Highly processed, or ultra-processed, foods include ready meals, mass produced breads and buns, sweet or savoury packaged snacks, fizzy drinks, reconstituted meat products such as chicken nuggets, sugary cereals and instant soups. They often contain high levels of fat, sugar and salt, but are lacking in vitamins and fibre.
Several surveys carried out in Europe, the US, Canada, New Zealand and Brazil have found that these foods account for 25-50% of total daily energy intake.
While some studies have linked ultra-processed foods to an increased risk of obesity, high blood pressure and high cholesterol levels, strong evidence linking them to cancer has been lacking. So researchers in France and Brazil decided to investigate this further.
They looked at the potential link between these foods and the overall risk of cancer, as well as the specific risk of breast, prostate and colorectal (bowel) cancer.
They monitored almost 105,000 healthy French adults with an average age of 43, over an average of five years. A number of well known risk factors for cancer were taken into account, such as age, family history of the disease and smoking.
The study found that a 10% increase in the proportion of ultra-processed foods in the diet was linked with a 12% increased risk of cancer overall and an 11% increased risk of breast cancer.
No significant link was found for colorectal or prostate cancer.
The researchers also found no significant link between the risk of cancer and less processed foods, such as cheese and canned vegetables.
Consumption of fresh or minimally processed foods, such, as fruit, vegetables, rice, pasta, eggs and milk, was linked with a lower risk of cancer overall and breast cancer.

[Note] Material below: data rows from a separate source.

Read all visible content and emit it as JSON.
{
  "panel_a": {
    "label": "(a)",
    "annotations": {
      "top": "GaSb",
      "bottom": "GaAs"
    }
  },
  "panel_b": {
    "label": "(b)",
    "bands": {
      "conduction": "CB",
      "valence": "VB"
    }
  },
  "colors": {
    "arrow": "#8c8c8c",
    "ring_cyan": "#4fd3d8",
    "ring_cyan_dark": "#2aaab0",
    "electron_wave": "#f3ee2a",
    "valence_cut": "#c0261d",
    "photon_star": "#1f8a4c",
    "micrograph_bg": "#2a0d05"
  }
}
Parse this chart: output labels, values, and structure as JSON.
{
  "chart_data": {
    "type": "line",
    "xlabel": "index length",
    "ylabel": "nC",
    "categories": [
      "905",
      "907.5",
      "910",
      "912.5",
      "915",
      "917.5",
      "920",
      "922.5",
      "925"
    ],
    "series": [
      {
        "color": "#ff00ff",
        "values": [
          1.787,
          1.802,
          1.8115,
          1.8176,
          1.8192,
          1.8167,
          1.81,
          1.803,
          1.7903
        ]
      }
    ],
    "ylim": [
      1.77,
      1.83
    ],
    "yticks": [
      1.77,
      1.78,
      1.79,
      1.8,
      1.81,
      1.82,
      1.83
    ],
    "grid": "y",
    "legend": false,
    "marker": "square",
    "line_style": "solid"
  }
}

The researchers acknowledged that this is an observational study so no firm conclusions can be drawn about cause and effect, however they pointed out that the study sample was large and the research did take into account potentially influential risk factors.
"To our knowledge, this study is the first to investigate and highlight an increase in the risk of overall - and specifically breast - cancer associated with ultra-processed food intake," they commented.
They said that more work is needed to better understand the effects of food processing, however they added that policies which target product reformulation, taxation and the marketing of these ultra-processed products, along with the promotion of fresh or minimally processed foods, may contribute to cancer prevention.
Details of these findings are published in the British Medical Journal.